Normalization

dbacdog

Member
we have over 600 tables, is there a way to check for redundant data. Maybe a ABL program.
11.7.6
OS: HP-UX
over 2000 concurrent users
 

TomBascom

Curmudgeon
What do you mean by "redundant data"? That covers a multitude of sins.

One common problem that fits the description is "redundant indexes". It is pretty common for applications to have lots of indexes defined and for a good number of them to be subsets of others. Which often means that they are never used, wasting space and hurting performance (because they have to be updated even though they are never used). Is that sort of thing your concern?

It is also common for certain fields to be duplicated in multiple tables. Often with slightly different names. Frequently with poor synchronization of supposedly synchronized values. Are you looking for that kind of problem?

Or maybe you're concerned that the same value is being populated many times? Like 113 slightly different customer records for "Progress Software"?

If you are primarily concerned with normalization, the relationships between tables and the fields that those tables contain then you need some tooling to help you with db design. I have heard that PDSOE might have something along those lines. But I have not tried to use it. There are also lots of 3rd party options. Naturally they all assume you are running SQL database so that will result in some "challenges".

None of that would care if you have 1 user, 2,000 users, or 10,000 users. So if the user count is a significant tidbit you must be thinking of something else. I don't know what that would be though.

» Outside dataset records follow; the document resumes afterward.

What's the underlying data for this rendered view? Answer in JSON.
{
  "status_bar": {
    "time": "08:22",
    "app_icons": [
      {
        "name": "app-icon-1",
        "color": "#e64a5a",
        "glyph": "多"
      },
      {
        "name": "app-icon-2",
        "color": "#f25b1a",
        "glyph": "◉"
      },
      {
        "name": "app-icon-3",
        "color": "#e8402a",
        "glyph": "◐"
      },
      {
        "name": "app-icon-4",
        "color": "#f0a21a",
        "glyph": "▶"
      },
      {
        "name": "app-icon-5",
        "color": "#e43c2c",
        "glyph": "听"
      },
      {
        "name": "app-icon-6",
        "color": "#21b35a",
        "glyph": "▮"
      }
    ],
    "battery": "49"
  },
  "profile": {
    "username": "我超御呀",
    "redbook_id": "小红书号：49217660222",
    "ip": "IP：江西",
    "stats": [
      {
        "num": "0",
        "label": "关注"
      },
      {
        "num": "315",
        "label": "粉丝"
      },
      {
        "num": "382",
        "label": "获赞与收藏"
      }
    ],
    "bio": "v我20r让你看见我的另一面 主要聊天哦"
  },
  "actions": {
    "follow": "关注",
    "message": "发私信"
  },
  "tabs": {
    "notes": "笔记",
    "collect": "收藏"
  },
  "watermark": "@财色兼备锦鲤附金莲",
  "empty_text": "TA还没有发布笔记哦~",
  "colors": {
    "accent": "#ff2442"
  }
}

Ditto HPUX. That doesn't seem like it would be relevant. But if it is you should explain how.
 

dbacdog

Member
I know user count or OS does not matter in this post. Just a habit.
Over the last 25 years we have added lots of tables, indexes, and modified over 5,000 programs. I want to know if our database is normalize or not. From a front end perspective, I don't know if users are inputting the same data more then once or twice, etc... I see tables that have the same data, however, does not mean it is a bad thing,......I just thought maybe there is a tool, or some other way to see if our database is good.
 

rip73

New Member
Hello,

Going to piggyback on this conversation.

Our department is undergoing some much needed overhaul. Our shop has had a lot of chefs in the kitchen, if you will, with all access to creating tables, adding fields, indexes and whatever else. We are seeing some slowing in performance despite a fairly recent upgrade on the box the server is sitting on. We are looking to get a good comprehensive look at what we have at this moment so that we can best map how to fix it and move forward.
Is there a specific tool in Progress that might show what our current table relationships are? Perhaps a 3rd party vendor that has one specifically for Progress? The ones I have come across so far in my search have been for SQL. Also, is there something that can show how to best achieve normalization for our existing database and its current table relationships?
 

TomBascom

Curmudgeon
Progress table relationships are by polite convention. And everyone has their own idea what that convention should be. There is no formal method to define and enforce them. A common (but far from universal) convention is to use the same field names in related tables in order to indicate relationships.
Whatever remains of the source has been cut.